The history of the Ottoman Empire, as seen by a seventeenth century German writer

Chronographus, Philo. Arca Temporum Mundi Reserata, Oder: Der Welt eröffnete Zeit- und Geschicht-Beschreibung. Begreiffend: Perspeculatum [...].

Augsburg, Jakob Koppmayer for Jakob Enderlin, 1693.

Folio (305 x 190 mm). 2 parts in 1 volume. (4), 31, (1), 64 pp. With 12 (instead of 16) plates containing 24 copper engravings. Modern boards.

 4.800,00

Fascinating, little-received chronographical study focusing on the history of the Eastern Mediterranean and Asia Minor, then under Ottoman rule.
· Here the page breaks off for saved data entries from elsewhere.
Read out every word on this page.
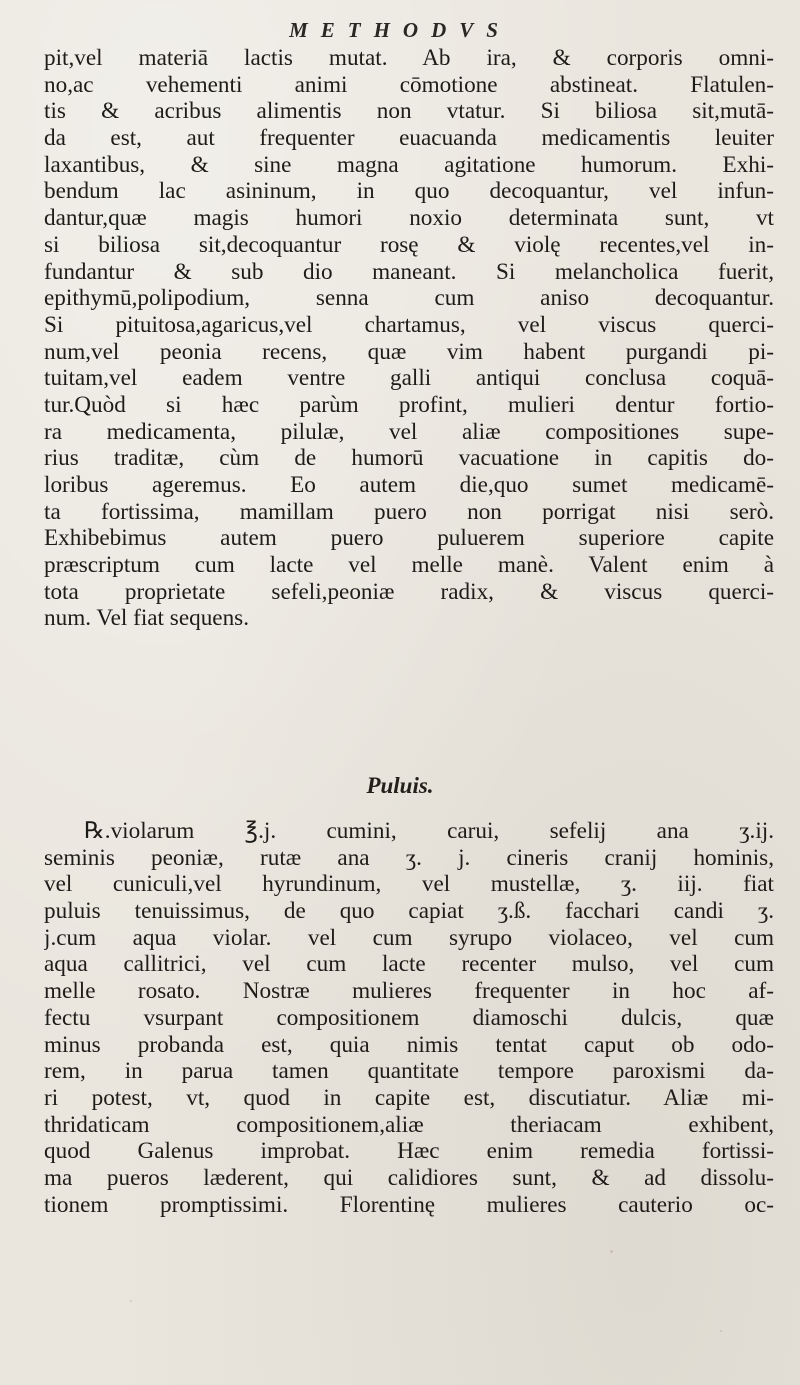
METHODVS
pit,vel materiā lactis mutat. Ab ira, & corporis omni-
no,ac vehementi animi cōmotione abstineat. Flatulen-
tis & acribus alimentis non vtatur. Si biliosa sit,mutā-
da est, aut frequenter euacuanda medicamentis leuiter
laxantibus, & sine magna agitatione humorum. Exhi-
bendum lac asininum, in quo decoquantur, vel infun-
dantur,quæ magis humori noxio determinata sunt, vt
si biliosa sit,decoquantur rosę & violę recentes,vel in-
fundantur & sub dio maneant. Si melancholica fuerit,
epithymū,polipodium, senna cum aniso decoquantur.
Si pituitosa,agaricus,vel chartamus, vel viscus querci-
num,vel peonia recens, quæ vim habent purgandi pi-
tuitam,vel eadem ventre galli antiqui conclusa coquā-
tur.Quòd si hæc parùm profint, mulieri dentur fortio-
ra medicamenta, pilulæ, vel aliæ compositiones supe-
rius traditæ, cùm de humorū vacuatione in capitis do-
loribus ageremus. Eo autem die,quo sumet medicamē-
ta fortissima, mamillam puero non porrigat nisi serò.
Exhibebimus autem puero puluerem superiore capite
præscriptum cum lacte vel melle manè. Valent enim à
tota proprietate sefeli,peoniæ radix, & viscus querci-
num. Vel fiat sequens.
Puluis.
℞.violarum ℥.j. cumini, carui, sefelij ana ʒ.ij.
seminis peoniæ, rutæ ana ʒ. j. cineris cranij hominis,
vel cuniculi,vel hyrundinum, vel mustellæ, ʒ. iij. fiat
puluis tenuissimus, de quo capiat ʒ.ß. facchari candi ʒ.
j.cum aqua violar. vel cum syrupo violaceo, vel cum
aqua callitrici, vel cum lacte recenter mulso, vel cum
melle rosato. Nostræ mulieres frequenter in hoc af-
fectu vsurpant compositionem diamoschi dulcis, quæ
minus probanda est, quia nimis tentat caput ob odo-
rem, in parua tamen quantitate tempore paroxismi da-
ri potest, vt, quod in capite est, discutiatur. Aliæ mi-
thridaticam compositionem,aliæ theriacam exhibent,
quod Galenus improbat. Hæc enim remedia fortissi-
ma pueros læderent, qui calidiores sunt, & ad dissolu-
tionem promptissimi. Florentinę mulieres cauterio oc-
The anonymous late 17th-century German author hides behind the name of "Philo Chronographus" and is evidently identical with the "Philo Cosmographus" who produced the similarly themed geographical work, "Trinum Marinum", which is announced on the title page and was often issued together with this, though produced by a different publisher and catalogued separately. The first part of the work contains a general introduction which relates the 24 hours of the day to the time from Creation to the year 1800 (which is conceived of as the end of the world, leaving another mere 107 years of history to come!). The second part features a chronicle of the "Rule of the Ottoman Porte", from Sultan Osman to Suleyman II.

Numerous pages of plates (each page containing two copper engravings) depict costumes, animals and plants, maps and views of towns (Sultan Osman, the Ottoman Residence and a view of Constantinople, dolphins and cranes, Turkish ladies in their various garments, a cypress and a mastix tree, etc.).

The number of plates, and indeed even the arrangement of engravings on a single page, varies from copy to copy, but this wants 4 plates as compared to the table of plates. Well-preserved.

Literatur

VD 17, 12:645730N. Weller, Pseud. 439.